The goal for net zero is no longer to cram as many people into the tent as we possibly can. Over the past years, the number of non-state actors (companies, small regions, councils etc) that have voluntarily signed up to net zero targets has sky-rocketed. But there is little to report in terms of real, short-term emissions reductions from those players, at least nothing that can be discerned from the volatile noise of external forces such as war and pandemic.

This was revealed in a new report released by Oxford’s Net Zero Tracker Initiative. “The share of large publicly-listed companies with net zero targets has more than doubled in a little over two years, from 417 to 929”. 

Since the launch of the UNs report on net zero commitments by non-state actors, and various assessments which highlighted the lack of detail in existing commitments, there has been a shift away from new guidelines, or new campaigns to bring in more net zero commitments. This is a good thing.

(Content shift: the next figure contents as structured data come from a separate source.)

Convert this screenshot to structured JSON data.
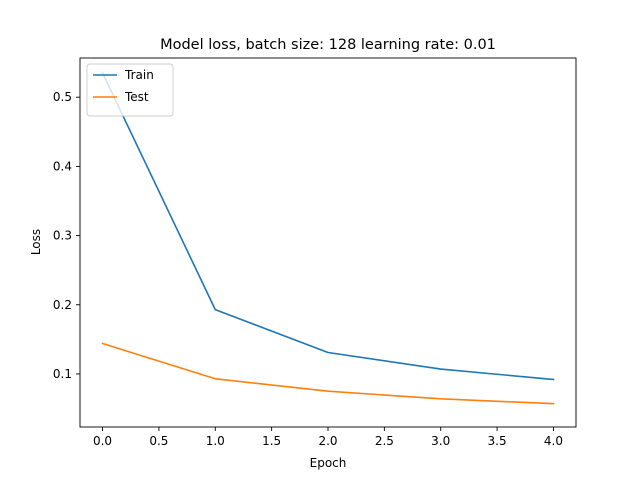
{
  "chart_data": {
    "type": "line",
    "title": "Model loss, batch size: 128 learning rate: 0.01",
    "xlabel": "Epoch",
    "ylabel": "Loss",
    "x": [
      0,
      1,
      2,
      3,
      4
    ],
    "xlim": [
      -0.2,
      4.2
    ],
    "ylim": [
      0.0233,
      0.5567
    ],
    "xticks": [
      0.0,
      0.5,
      1.0,
      1.5,
      2.0,
      2.5,
      3.0,
      3.5,
      4.0
    ],
    "xtick_labels": [
      "0.0",
      "0.5",
      "1.0",
      "1.5",
      "2.0",
      "2.5",
      "3.0",
      "3.5",
      "4.0"
    ],
    "yticks": [
      0.1,
      0.2,
      0.3,
      0.4,
      0.5
    ],
    "ytick_labels": [
      "0.1",
      "0.2",
      "0.3",
      "0.4",
      "0.5"
    ],
    "grid": false,
    "legend_position": "top-left",
    "series": [
      {
        "name": "Train",
        "color": "#1f77b4",
        "values": [
          0.535,
          0.193,
          0.131,
          0.107,
          0.092
        ]
      },
      {
        "name": "Test",
        "color": "#ff7f0e",
        "values": [
          0.144,
          0.093,
          0.075,
          0.064,
          0.057
        ]
      }
    ]
  }
}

Instead, the focus has been on jurisdictions developing regulation to level the playing field for non state actors through shared requirements, and enforcement of standards. This is helping build confidence in the idea of Net Zero and helps efforts to set out the contribution of these commitments to national pledges.

This is a positive change for net zero commitments, as it illustrates the broader context of aligning several disparate standards into fewer, clearer standards. The strategic purpose of this focus, of alignment with stronger criteria such as HLEG, is to ensure that this is correctly recognised as a step in a direction likely to lead to better climate outcomes and deeper emissions cuts.